So what you’re saying is exiling the embattled leader, and not his loyal staff, hasn’t led to the full sail changes the university had hoped for? Oh, the humanity. The decision by the holdovers, including offensive coordinator Mike Bajakian (pictured), to wear “Cats against the world” shirts — complete with a No. 51 that Fitz wore during his playing days — and flip the narrative into a rally cry might be more cliche than me using a cliche as the basis for this article.

Pat Fitzgerald is not a victim

Running around in what amounts to “falsely accused” garb comes off as more guilty than less, and shows a remarkably callus approach toward the litany of victims who were brave enough to speak up. It doesn’t take courage to foster a mob mentality in the face of adversity, and risks isolating those in the locker room who want to play football and not engage in the creepy traditions of entitled upperclassmen.

I’m hesitant to call anyone prophetic, but Deadspin coworker Carron Phillips couldn’t have predicted this outcome better if he had a time machine. Northwestern, a college that loves to tout its academic prowess, is not a serious place. It takes a special level of incompetence (or exceptionalism) to think Hydra can be felled with one swipe of the executioner’s sword.

This is who Northwestern is

The Cats have always given off a vibe of superiority despite a woeful sports record. Chanting, “It’s alright, it’s OK, you’ll all work for us someday” as you’re getting shellacked by middling Big Ten programs is a look, and one that implies a higher form of intelligence.

Nope, NU is as fugazi as the next university with an outsized legacy admissions rate, and an obsession with academia. Apparently, an expensive degree doesn’t preclude one from mishandling scandals, or compromising integrity in exchange for on-field success.

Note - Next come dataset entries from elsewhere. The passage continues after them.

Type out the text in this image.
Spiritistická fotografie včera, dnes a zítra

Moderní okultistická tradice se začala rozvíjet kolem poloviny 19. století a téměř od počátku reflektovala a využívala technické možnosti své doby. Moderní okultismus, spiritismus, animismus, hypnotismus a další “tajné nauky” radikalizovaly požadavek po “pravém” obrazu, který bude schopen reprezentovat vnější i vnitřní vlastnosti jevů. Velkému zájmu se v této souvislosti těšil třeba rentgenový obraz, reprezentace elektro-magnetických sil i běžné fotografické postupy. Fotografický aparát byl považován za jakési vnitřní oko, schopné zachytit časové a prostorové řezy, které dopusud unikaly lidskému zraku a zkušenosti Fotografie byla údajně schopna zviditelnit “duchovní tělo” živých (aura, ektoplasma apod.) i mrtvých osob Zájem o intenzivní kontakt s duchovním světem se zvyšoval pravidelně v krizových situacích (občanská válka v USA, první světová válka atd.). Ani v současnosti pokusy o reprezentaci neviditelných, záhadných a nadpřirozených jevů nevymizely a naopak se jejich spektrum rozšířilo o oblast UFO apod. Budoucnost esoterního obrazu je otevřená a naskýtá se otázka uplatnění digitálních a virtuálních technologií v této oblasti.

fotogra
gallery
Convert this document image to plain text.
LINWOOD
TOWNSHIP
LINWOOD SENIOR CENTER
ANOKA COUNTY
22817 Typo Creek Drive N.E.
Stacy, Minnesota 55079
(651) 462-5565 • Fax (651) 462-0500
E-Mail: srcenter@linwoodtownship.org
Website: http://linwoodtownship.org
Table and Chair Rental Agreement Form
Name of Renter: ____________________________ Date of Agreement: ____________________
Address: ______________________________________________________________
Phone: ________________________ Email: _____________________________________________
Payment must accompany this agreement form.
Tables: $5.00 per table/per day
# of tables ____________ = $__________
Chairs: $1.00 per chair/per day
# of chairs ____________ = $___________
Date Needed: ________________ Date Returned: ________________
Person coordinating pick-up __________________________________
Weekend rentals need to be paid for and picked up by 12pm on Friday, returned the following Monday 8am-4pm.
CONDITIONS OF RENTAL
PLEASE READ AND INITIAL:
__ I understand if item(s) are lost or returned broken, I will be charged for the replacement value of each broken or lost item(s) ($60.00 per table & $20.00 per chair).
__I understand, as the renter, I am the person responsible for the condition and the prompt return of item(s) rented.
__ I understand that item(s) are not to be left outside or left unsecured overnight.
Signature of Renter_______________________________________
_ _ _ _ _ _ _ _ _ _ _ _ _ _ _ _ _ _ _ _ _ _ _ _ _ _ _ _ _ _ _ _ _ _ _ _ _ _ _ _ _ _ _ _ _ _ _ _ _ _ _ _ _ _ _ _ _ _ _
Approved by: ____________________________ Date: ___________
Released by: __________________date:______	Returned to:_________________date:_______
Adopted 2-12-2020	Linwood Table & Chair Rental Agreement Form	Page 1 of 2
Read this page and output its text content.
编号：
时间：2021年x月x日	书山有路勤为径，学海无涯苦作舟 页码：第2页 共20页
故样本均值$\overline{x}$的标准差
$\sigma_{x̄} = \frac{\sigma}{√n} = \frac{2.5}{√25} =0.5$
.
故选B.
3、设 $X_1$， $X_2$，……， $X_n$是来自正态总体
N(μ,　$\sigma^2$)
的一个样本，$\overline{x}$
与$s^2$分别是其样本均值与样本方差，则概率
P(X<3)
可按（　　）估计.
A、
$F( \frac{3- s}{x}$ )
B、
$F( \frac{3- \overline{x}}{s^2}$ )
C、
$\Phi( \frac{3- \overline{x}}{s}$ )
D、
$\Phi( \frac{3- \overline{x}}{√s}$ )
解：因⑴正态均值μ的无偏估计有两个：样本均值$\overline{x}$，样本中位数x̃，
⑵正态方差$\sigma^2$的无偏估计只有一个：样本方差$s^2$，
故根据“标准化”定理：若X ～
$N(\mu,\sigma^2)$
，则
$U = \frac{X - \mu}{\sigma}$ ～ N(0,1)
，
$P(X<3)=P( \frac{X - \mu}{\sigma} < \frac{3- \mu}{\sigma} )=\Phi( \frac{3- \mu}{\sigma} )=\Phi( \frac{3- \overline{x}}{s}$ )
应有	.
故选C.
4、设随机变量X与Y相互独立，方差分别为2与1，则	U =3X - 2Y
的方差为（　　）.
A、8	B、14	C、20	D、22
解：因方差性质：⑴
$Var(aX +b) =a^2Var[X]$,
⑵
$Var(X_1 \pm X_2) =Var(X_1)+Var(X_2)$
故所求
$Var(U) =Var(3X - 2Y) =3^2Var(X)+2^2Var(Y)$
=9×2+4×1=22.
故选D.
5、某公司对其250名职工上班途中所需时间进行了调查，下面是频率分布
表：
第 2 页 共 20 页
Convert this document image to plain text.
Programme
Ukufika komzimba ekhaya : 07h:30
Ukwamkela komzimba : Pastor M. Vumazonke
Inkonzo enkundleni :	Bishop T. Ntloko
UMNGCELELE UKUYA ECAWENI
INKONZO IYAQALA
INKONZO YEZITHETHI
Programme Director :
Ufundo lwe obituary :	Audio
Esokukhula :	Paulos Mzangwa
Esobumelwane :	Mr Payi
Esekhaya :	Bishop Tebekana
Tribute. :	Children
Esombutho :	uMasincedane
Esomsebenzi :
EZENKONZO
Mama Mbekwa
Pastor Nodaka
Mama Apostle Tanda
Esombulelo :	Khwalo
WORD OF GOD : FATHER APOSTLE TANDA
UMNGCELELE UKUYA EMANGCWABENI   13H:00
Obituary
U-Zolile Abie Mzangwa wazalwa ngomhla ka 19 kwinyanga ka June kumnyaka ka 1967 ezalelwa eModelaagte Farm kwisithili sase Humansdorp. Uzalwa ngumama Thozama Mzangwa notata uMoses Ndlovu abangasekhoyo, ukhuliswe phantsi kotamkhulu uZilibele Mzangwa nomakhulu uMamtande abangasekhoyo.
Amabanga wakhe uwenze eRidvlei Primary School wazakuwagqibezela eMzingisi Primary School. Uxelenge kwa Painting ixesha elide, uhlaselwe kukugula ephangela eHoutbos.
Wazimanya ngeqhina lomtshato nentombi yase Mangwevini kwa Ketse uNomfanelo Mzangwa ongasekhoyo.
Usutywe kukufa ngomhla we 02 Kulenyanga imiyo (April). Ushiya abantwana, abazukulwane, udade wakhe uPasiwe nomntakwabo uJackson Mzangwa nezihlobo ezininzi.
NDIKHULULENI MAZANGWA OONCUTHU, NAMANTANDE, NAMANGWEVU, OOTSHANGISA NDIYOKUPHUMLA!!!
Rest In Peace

The kicker to all this is the football team won just one game a season ago. Northwestern is so desperate for any relevance — even the fleeting notoriety Fitzgerald managed for a season or two — that they couldn’t even part with the ex-coach’s odorous fumes.

It took less than a month for that decision to backfire, and now with the season a few weeks away, there’s no way to rectify it. Northwestern is going to run out a team that believes it’s the victim, that the world is wrong, and not the people who likely had a role in enabling gross, adolescent behavior.